FORTUNE — Valeant Pharmaceuticals upped its bid for Allergan to almost $49.4 billion, including boosting the cash portion, in an effort to win approval from investors and the board, the company announced Wednesday.
“Over the past several weeks, we have met with and listened carefully to the views of a number of Allergan shareholders,” CEO J. Michael Pearson, said in a letter to Allergan. “Our revised offer is based on specific feedback we received in our discussions.”
Valeant boosted its cash offer by 21% more per share to $58.30, and stood by it’s stock portion of 0.83 of a Valeant share. That brings the total offer to over $166 a share, plus the promise of as much as $25 more per share if Allergan’s experimental eye drug meets sales targets.
The increased bid comes in the wake of Valeant’s sale of rights to some of its skincare products to Nestle for $1.4 billion in cash. Nestle, the maker Lean Cuisine microwave meals and Butterfinger candy bars, will take over Valeant’s range of skin filler and toxin products, including Restylane, Perlane and Emervel. Valeant said the sale “dovetails” with its acquisition of Allergan, and it could help avoid antitrust concerns as it looks to take over the maker of well-known wrinkle-filler Botox.
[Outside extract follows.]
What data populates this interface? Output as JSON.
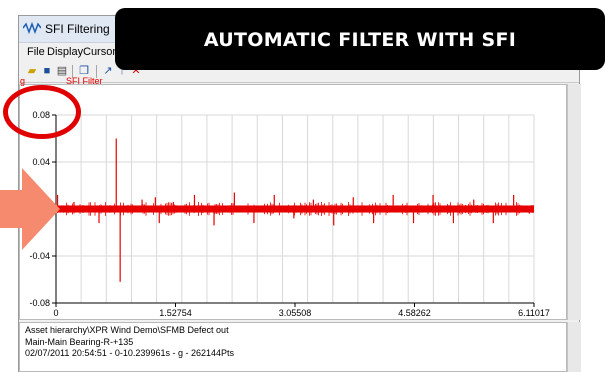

Valeant partnered with Bill Ackman’s Pershing Square Capital, which is Allergan’s largest shareholder, in its bid to take over the Irvine, Calif.-based drug maker. Allergan rejected the original offer of almost $46 billion because the board said it undervalued the company.
The drug maker went on to outline a series of concerns about Valeant’s business model in an investor presentation the company filed Tuesday. The release criticized the Canadian drug maker’s management practices and handling of its two largest acquisitions, Bausch & Lomb and Medicis, saying the companies have underperformed since coming under Valeant’s control.
In its increased bid letter, Pearson responded that Allergan’s review had a “fundamental misunderstanding” of the company’s business model and performance. Valeant set up a presentation for investors on Wednesday to respond directly to Allergan’s criticisms, which it said “contained numerous errors and misstatements of facts.”